Other bond market investors are also skeptical.
“It’s typical government mismanagement and focusing on popularity today and not the long-term fundamental health of the province,” said Mark Carpani, who helps manage C$1.2 billion as head of fixed income at Toronto-based Ridgewood Capital Asset Management and is also staying clear of the debt.
“The creativity entails a lot of fixed costs,” added Randall Malcolm, managing director for total return fixed-income at Sun Life Investment Management in Toronto, which has C$37 billion in money market and fixed income assets and doesn’t hold Fair Hydro Trust bonds.
For its part, the government said the plan meets Canadian public sector accounting standards and has been approved by top accounting firms including EY and Deloitte, the Office of the Provincial Controller, and numerous third-party advisers. “It is a fairer way to pay for our electricity investments, and it keeps the cost of borrowing within the rate-base, not the tax-base, because that’s the logical thing to do, and that is how it has been done for decades,” Drew Davidson, a spokesman for the Ontario Liberal Party, said in an email.
Both the premier’s office and the Ministry of Energy declined to comment saying they’re in caretaker mode during the election period.
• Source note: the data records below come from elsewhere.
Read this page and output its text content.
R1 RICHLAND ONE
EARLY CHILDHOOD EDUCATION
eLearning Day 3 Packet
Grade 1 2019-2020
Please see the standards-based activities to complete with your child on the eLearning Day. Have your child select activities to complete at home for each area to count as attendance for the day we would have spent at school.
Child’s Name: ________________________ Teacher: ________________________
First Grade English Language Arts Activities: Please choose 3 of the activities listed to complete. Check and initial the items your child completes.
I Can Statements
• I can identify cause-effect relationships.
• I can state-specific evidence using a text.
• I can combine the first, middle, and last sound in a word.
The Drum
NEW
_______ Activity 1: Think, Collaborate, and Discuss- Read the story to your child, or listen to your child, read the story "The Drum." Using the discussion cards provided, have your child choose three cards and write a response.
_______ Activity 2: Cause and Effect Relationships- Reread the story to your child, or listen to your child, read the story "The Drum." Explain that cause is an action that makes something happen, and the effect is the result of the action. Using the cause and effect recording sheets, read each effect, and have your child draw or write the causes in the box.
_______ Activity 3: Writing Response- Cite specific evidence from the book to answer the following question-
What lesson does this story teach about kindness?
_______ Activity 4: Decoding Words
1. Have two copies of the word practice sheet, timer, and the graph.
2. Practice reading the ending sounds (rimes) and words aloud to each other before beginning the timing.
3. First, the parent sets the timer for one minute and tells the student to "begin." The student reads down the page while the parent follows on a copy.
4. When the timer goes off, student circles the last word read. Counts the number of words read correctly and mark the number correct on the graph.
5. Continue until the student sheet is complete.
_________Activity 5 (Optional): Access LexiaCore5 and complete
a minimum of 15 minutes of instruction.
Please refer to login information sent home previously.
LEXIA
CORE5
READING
If the government had hoped to garner votes with its electricity-price cut, the plan has badly misfired. A poll tracker from the Canadian Broadcasting Corporation has about an 82 percent probability of the Progressive Conservatives, led by Doug Ford -- brother of late Toronto Mayor Rob Ford -- will win the election. The party is running neck-and-neck in the popular vote with Andrea Horwath’s New Democratic Party. Wynne’s Liberals are staring at an historic defeat.
While the structure is new to Canada, it’s relatively well-known in the U.S. where utilities have been issuing securities backed by cost-recovery charges since the 1990s. In 2013, New York State set up an agency that issued bonds backed by customer charges to help retire debt of the Long Island Power Authority after Hurricane Sandy left 90 percent of the utility’s customers, or 200,000 homes, without power.
But Fair Hydro bonds aren’t the same proposition, said Bill Girard, a portfolio manager who helps oversee about C$30 billion in fixed income at 1832 Asset Management LP.
“No infrastructure was paid for from the proceeds of these or future issues,” like other issuers which were used to fund actual power assets, Girard said.
Debt issued by New York’s Utility Debt Securitization Authority got AAA ratings, while Fair Hydro Trust received a rating of AAA at DBRS and lesser Aa2 rating at Moody’s Investors Service. Both DBRS and Moody’s listed a change in the program -- perhaps by a new government -- as the top challenge to the trust’s ratings. While Ontario has agreed to guarantee the trust’s debt-service payments upon legal changes, the pledge is not as robust as in U.S. programs, the rating company said.
Both Ford and Horwath have both said they want to cut hydro rates further and whoever wins will have to deal with a bond-market legacy designed to offer short-term relief for long-term cost.
“They basically kicked the can down the road,” according to Anthony Scilipoti, chief executive officer of Veritas Investment Research which said in its report that Ontario used a flawed and misleading approach to Fair Hydro Plan’s accounting. “The reality is our children have to cover this debt.”